Oskar Lafontaine will Millionären 75 Prozent Einkommensteuer abknöpfen. Schließlich habe der Spitzensteuersatz nach dem Zweiten Weltkrieg bei 95 Prozent gelegen, daran sei auch keiner gestorben, so der Linke-Politiker. Ist dieses Argument nicht sehr weit hergeholt?
Lafontaines früher Ruhm galt dem Modernisierer, der gewerkschaftliche Positionen schredderte: mehr Wochenendarbeit, Arbeitszeitverkürzung ohne Lohnausgleich. Später kam eine unappetitlich reaktionäre Note hinzu – gegen Zuwanderer, gegen Pressefreiheit. Man ist bei dem Mann nie ganz sicher, welchen Teil seines politischen Weges man als inhaltliche Pubertät verstehen soll. Außer alles.

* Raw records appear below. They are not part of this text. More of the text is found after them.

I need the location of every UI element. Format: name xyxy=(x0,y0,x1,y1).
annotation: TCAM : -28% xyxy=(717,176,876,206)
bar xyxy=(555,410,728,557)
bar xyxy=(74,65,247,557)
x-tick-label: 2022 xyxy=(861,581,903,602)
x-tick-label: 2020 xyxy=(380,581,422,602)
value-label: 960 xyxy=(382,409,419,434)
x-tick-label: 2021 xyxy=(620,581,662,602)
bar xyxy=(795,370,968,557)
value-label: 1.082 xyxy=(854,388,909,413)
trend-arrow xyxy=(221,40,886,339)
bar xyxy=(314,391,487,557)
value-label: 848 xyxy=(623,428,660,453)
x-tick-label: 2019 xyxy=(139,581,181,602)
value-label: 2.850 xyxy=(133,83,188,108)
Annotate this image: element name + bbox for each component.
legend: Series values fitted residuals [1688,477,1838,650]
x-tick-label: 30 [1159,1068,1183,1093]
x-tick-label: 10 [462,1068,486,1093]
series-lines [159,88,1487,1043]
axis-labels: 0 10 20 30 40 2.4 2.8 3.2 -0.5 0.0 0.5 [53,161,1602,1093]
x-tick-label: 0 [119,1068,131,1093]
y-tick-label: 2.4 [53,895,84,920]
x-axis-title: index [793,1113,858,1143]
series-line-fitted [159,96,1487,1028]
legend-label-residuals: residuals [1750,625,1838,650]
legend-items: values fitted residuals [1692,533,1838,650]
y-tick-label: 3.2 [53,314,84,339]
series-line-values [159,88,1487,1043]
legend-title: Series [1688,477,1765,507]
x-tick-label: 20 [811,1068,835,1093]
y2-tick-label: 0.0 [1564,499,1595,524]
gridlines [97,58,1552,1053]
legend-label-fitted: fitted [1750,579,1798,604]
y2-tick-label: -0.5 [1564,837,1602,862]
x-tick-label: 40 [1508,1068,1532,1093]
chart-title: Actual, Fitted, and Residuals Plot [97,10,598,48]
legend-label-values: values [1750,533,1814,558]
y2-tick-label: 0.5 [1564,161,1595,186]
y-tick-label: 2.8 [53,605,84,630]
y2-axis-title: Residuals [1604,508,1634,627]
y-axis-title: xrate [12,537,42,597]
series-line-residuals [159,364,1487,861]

Afghanistans Präsident Hamid Karsai plant einen schnelleren Abzug der Nato-Truppen und verweist sie vorerst in ihre Basen. Ist es überhaupt noch möglich die Mission in Afghanistan zu führen, wenn die Ausländer unerwünscht sind?
Kein Problem, Karsai ist unerwünschter Inländer und macht auch einfach weiter. Es ist billig, das Scheitern des Konzeptes „Frieden schaffen mit echt gut gemeinten Waffen“ den Opfern in die Schuhe zu schieben. Die Story des Amokläufers von Kandahar („Ich bin da alleine rein und habe 16 Leute umgeblasen“) unterscheidet sich dröhnend null von den Begründungen, die beim Militär für höchste Orden herhalten. In Afghanistan scheitert der Menschenrechtsluftangriff, und wer das als Nebenwiderspruch verdrängt, hält sich fit für die nächsten Katastrophen.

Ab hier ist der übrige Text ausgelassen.